Einfach oder leicht?

Die Begriffe „Einfache Sprache“ und „Leichte Sprache“ gehen in eine grundsätzlich ähnliche Richtung. Beim Begriff „Leichte Sprache“ gibt es strengere Regeln und klar gegliederte Sprachstufen. Beim Begriff „Einfache Sprache“ sind teilweise auch Nebensätze erlaubt. ORF.at möchte eine einfache Sprachvariante anbieten und verwendet deshalb den Begriff „Einfache Sprache“.

In Deutschland entstand 1997 ein erstes offizielles Netzwerk von Menschen mit Lernschwierigkeiten, bevor 2006 das Netzwerk Leichte Sprache entstand. 1998 wurden von der europäischen Vereinigung der ILSMH (International League of Societies for Persons with Mental Handicap) erstmals europäische Richtlinien für die Erstellung von leicht lesbaren Informationen entwickelt und herausgegeben.

Aus dieser Richtlinie erstellte die internationale Organisation Inclusion Europe im Jahr 2009 in Kooperation mit Menschen aus acht Ländern – Deutschland, Finnland, Frankreich, Irland, Litauen, Österreich, Portugal, Schottland – ein umfassendes Regelwerk zu Leichter Sprache.

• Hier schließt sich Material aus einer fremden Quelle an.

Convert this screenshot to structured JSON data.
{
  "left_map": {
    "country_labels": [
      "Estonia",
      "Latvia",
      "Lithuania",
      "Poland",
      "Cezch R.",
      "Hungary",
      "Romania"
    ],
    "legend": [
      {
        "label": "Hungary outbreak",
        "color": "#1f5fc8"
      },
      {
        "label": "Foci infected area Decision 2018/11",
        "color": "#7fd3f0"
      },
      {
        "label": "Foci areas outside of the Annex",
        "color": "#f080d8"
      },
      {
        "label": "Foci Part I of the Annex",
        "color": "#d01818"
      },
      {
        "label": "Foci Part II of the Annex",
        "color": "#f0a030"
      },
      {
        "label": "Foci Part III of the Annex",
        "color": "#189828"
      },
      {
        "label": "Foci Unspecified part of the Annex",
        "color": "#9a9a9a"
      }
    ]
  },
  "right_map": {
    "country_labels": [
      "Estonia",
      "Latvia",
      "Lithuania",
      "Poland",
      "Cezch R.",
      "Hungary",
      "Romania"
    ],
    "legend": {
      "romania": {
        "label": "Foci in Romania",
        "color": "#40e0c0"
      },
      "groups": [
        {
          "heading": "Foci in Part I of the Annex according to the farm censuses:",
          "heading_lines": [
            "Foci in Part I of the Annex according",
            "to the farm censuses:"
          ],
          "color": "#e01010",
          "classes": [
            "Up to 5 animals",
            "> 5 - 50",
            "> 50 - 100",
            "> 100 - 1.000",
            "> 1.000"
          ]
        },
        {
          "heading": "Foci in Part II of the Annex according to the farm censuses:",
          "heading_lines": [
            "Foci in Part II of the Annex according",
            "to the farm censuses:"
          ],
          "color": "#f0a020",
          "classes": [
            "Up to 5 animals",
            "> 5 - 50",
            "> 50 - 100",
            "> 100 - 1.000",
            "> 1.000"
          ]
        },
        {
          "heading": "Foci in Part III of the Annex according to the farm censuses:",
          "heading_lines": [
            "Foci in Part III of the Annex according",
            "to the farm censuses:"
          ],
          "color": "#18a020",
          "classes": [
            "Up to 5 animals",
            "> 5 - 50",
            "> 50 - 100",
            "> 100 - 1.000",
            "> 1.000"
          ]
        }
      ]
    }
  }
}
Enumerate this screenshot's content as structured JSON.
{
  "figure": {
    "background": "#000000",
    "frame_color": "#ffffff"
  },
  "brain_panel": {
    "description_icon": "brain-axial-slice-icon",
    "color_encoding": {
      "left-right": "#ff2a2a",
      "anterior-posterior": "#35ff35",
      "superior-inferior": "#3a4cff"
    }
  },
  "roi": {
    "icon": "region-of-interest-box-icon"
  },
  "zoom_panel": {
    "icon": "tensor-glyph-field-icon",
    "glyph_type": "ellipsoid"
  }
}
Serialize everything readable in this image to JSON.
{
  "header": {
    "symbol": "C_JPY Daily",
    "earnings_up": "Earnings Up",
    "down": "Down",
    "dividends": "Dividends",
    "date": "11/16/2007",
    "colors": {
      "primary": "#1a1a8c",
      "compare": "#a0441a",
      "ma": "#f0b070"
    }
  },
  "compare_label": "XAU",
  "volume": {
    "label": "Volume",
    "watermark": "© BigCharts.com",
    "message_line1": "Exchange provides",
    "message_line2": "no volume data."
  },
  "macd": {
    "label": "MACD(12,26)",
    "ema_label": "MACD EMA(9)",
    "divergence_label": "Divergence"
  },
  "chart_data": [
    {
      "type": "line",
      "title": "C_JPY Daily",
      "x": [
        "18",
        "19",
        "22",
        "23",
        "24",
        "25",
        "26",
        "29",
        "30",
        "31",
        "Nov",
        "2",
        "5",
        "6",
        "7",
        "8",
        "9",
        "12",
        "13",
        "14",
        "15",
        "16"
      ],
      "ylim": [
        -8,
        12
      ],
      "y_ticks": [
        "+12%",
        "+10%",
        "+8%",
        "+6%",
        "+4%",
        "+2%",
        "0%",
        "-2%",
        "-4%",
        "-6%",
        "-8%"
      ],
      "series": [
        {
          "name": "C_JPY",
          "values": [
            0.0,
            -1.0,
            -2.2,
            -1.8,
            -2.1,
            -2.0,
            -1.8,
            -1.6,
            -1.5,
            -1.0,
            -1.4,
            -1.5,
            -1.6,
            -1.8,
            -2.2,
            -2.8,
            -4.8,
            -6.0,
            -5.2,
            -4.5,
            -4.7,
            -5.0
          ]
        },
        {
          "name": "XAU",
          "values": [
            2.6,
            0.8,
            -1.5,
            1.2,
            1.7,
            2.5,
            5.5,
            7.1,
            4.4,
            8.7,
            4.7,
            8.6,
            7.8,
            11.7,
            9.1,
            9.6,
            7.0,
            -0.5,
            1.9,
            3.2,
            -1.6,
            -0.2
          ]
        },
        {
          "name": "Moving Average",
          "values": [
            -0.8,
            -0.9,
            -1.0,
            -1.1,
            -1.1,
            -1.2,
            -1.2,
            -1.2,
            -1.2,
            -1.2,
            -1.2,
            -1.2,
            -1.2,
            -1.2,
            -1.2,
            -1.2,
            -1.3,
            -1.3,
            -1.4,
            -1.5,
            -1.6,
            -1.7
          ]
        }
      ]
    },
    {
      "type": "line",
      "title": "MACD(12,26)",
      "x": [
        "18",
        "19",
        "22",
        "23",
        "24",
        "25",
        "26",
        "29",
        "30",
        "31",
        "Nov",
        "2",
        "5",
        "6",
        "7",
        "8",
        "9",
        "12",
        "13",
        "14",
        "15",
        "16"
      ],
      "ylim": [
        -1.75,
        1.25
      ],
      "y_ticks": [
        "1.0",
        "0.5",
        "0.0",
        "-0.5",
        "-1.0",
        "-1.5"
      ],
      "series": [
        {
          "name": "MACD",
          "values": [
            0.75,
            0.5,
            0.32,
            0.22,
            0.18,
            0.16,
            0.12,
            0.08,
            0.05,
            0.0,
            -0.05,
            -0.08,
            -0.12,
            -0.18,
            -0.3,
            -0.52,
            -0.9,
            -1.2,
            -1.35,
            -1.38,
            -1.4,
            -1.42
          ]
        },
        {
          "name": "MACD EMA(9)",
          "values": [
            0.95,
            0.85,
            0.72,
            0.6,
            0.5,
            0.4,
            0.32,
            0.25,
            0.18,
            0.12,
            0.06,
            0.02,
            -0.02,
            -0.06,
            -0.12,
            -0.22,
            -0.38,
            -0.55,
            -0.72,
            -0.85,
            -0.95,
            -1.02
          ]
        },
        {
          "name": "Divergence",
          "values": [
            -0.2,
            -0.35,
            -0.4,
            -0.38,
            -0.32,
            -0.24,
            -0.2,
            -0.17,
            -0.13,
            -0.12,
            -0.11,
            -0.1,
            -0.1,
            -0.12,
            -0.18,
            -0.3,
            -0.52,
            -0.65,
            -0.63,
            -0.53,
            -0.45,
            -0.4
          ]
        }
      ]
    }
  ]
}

Es ist weitgehend in sehr einfacher Sprache mit klarer und ansprechender Optik verfasst und geht auch auf die Gestaltung von Print- und Audiomedien, Internetauftritten und Videos ein.

Inclusion Europe hat auch ein Gütesiegel für Leichte Sprache entwickelt, das in Deutschland mittlerweile verbreitet ist und Texte kennzeichnet, die in Leichter Sprache verfasst und von Menschen mit Lernschwierigkeiten geprüft wurden.